After a tremendous year, Amy Schneider wins the “Jeopardy!” tournament of champions

In this undated photo released by Jeopardy Productions, Inc., “Jeopardy!” presenter Ken Jennings poses with Amy Schneider, the winner of the show’s tournament of champions on November 21, 2022. Tyler Golden / Sony Pictures Television / Jeopardy Productions, Inc. / Courtesy of AP)

Monday’s episode of “Jeopardy!” featured the victory of Amy Schneider, a forty-game “Jeopardy!” champion, in a fiercely contested tournament of champions.

Schneider, a writer from Oakland, California, won three games in the tournament finals, edging out Andrew He, a software developer from nearby San Francisco, who won two games.
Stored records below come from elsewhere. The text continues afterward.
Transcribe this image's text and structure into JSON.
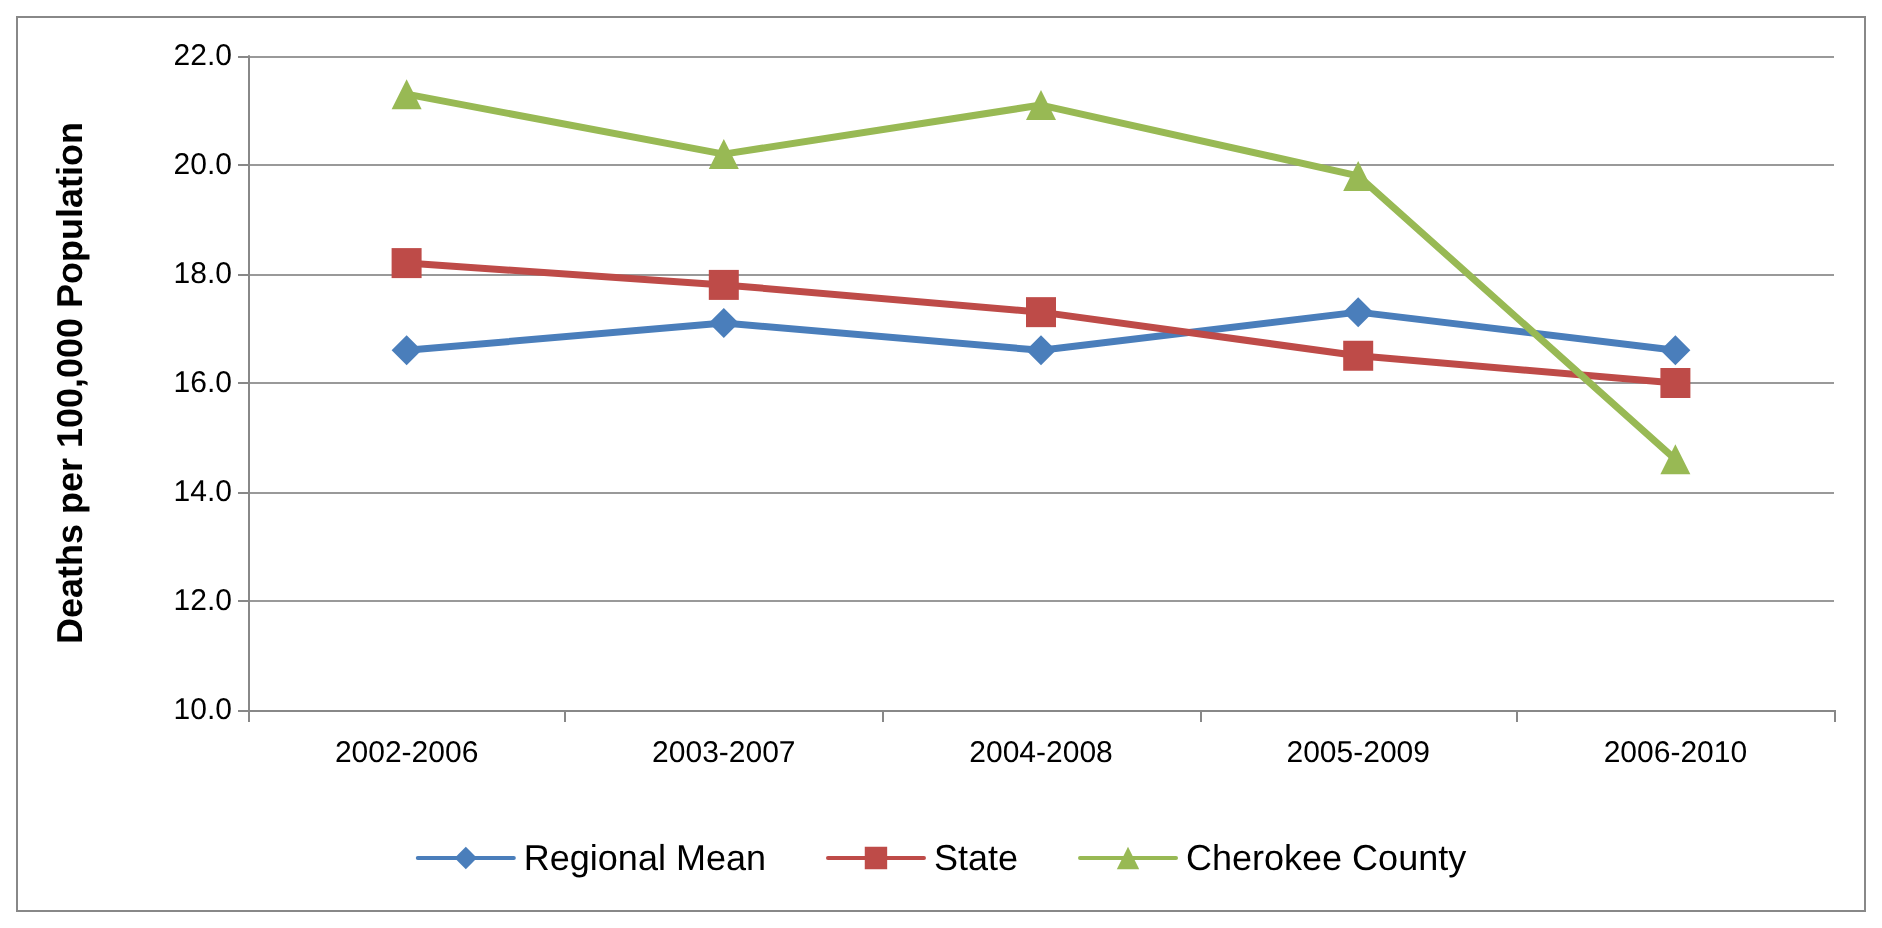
{
  "chart_data": {
    "type": "line",
    "ylabel": "Deaths per 100,000 Population",
    "categories": [
      "2002-2006",
      "2003-2007",
      "2004-2008",
      "2005-2009",
      "2006-2010"
    ],
    "series": [
      {
        "name": "Regional Mean",
        "color": "#4a7ebb",
        "marker": "diamond",
        "values": [
          16.6,
          17.1,
          16.6,
          17.3,
          16.6
        ]
      },
      {
        "name": "State",
        "color": "#be4b48",
        "marker": "square",
        "values": [
          18.2,
          17.8,
          17.3,
          16.5,
          16.0
        ]
      },
      {
        "name": "Cherokee County",
        "color": "#98b954",
        "marker": "triangle",
        "values": [
          21.3,
          20.2,
          21.1,
          19.8,
          14.6
        ]
      }
    ],
    "ylim": [
      10,
      22
    ],
    "yticks": [
      {
        "value": 10,
        "label": "10.0"
      },
      {
        "value": 12,
        "label": "12.0"
      },
      {
        "value": 14,
        "label": "14.0"
      },
      {
        "value": 16,
        "label": "16.0"
      },
      {
        "value": 18,
        "label": "18.0"
      },
      {
        "value": 20,
        "label": "20.0"
      },
      {
        "value": 22,
        "label": "22.0"
      }
    ],
    "grid": "y",
    "legend": "bottom"
  }
}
Sam Buttrey, the third contender, was another Californian. He won one game.

Schneider’s 40-game winning run, the second-longest in the history of the game show, began when she defeated He earlier this year.
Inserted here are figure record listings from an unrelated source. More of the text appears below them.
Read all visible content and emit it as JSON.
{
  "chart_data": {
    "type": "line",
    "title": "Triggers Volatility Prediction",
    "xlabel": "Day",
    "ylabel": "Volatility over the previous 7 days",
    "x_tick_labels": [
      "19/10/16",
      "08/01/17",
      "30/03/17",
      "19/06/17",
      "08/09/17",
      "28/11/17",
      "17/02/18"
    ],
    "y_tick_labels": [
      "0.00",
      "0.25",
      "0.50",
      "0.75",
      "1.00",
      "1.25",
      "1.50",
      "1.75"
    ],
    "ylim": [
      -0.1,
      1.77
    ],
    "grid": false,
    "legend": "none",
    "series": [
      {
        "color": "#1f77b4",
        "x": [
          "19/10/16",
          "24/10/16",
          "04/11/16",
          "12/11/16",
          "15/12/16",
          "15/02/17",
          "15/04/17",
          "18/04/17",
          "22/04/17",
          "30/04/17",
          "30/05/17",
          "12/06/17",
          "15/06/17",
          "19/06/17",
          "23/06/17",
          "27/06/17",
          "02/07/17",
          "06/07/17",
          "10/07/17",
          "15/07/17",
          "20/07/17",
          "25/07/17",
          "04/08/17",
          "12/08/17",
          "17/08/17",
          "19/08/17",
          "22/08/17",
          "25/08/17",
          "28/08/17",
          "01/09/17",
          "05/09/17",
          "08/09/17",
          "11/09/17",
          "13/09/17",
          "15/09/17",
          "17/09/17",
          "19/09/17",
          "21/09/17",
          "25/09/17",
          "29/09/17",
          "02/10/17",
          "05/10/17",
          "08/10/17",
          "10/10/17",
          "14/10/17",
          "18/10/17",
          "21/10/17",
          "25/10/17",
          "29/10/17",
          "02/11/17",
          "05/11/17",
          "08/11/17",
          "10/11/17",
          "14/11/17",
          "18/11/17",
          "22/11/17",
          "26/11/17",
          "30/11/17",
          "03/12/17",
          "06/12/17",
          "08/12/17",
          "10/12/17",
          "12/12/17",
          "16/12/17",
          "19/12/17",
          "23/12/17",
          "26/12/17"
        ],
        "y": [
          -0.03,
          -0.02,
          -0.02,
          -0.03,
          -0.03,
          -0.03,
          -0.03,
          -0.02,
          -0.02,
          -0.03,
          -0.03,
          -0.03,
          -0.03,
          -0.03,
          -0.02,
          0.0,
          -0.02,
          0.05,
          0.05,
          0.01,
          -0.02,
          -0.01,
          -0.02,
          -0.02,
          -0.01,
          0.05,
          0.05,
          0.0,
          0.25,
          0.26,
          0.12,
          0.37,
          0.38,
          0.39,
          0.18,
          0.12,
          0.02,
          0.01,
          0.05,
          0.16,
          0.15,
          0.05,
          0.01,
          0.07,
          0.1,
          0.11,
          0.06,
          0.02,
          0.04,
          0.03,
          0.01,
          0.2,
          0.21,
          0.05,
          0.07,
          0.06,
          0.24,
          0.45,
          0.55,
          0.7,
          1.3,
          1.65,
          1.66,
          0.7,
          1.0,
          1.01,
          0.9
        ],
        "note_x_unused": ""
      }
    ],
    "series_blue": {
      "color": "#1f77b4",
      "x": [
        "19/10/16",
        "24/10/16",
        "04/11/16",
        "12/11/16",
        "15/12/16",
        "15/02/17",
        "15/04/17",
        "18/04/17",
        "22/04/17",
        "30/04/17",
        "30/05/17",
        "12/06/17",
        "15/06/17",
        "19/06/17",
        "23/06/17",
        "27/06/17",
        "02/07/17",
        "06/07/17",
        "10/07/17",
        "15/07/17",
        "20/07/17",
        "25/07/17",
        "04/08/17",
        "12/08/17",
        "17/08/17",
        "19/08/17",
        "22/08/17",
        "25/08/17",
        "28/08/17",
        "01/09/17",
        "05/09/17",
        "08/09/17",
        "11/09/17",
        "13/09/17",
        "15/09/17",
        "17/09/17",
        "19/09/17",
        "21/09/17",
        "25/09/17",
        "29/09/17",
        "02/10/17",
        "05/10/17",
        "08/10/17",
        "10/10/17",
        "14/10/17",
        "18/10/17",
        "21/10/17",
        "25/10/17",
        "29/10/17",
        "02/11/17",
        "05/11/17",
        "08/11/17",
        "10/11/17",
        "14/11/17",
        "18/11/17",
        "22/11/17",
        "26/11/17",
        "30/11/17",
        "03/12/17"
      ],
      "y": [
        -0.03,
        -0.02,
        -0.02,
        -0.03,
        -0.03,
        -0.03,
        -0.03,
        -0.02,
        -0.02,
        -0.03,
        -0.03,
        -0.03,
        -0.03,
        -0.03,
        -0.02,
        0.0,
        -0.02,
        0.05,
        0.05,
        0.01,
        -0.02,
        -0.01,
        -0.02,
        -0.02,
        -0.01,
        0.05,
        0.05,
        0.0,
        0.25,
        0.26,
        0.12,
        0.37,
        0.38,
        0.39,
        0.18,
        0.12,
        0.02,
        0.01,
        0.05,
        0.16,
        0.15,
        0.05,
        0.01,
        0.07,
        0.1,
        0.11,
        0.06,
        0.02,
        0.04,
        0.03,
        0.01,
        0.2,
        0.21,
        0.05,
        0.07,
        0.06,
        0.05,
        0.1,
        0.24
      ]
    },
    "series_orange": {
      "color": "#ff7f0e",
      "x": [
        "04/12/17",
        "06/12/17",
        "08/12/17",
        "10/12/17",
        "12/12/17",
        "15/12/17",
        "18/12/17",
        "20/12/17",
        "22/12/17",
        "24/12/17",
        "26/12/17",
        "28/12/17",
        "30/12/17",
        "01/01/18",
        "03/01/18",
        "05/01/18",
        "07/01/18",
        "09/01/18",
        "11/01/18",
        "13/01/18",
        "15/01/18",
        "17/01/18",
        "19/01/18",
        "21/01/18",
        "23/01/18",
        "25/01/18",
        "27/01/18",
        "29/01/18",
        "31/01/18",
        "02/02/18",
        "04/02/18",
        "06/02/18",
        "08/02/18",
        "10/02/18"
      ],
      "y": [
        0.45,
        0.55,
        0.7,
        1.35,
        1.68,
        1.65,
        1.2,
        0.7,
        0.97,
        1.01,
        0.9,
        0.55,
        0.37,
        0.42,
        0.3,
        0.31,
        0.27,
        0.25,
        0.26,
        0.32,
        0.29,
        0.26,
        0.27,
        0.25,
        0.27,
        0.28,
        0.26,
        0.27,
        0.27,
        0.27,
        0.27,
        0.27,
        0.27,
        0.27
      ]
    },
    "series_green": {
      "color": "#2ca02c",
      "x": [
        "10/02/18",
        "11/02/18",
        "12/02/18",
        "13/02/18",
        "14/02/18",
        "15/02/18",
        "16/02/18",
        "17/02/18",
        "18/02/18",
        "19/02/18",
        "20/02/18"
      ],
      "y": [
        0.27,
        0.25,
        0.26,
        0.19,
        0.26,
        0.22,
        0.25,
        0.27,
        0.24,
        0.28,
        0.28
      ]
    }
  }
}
She stated that she both desired and dreaded a rematch with He, known for his cold-blooded large wagers on the show’s Daily Doubles.

Schneider stated, “I knew he was capable of defeating me because he had come close to doing so in the past, and he did it a couple of times here as well.” Any one of the three of us could have won if a tiny number of circumstances had transpired differently.

Schneider led He by $1,400 entering Final Jeopardy, where the clue was: “The January 12, 1864 Washington Evening Star reported on a presentation of this ‘dashing farce’ to a “full and pleased” audience.”

What is “Our American Cousin?” is the right response.

Both Schneider and He provided the correct response, but Schneider placed the larger wager. She earned the main prize of $250,000, he received $200,000 for coming in second, and Buttrey won $50,000.

John Wilkes Booth fatally killed President Abraham Lincoln on April 14, 1865, during a performance of “Our American Cousin” at Ford’s Theatre in Washington.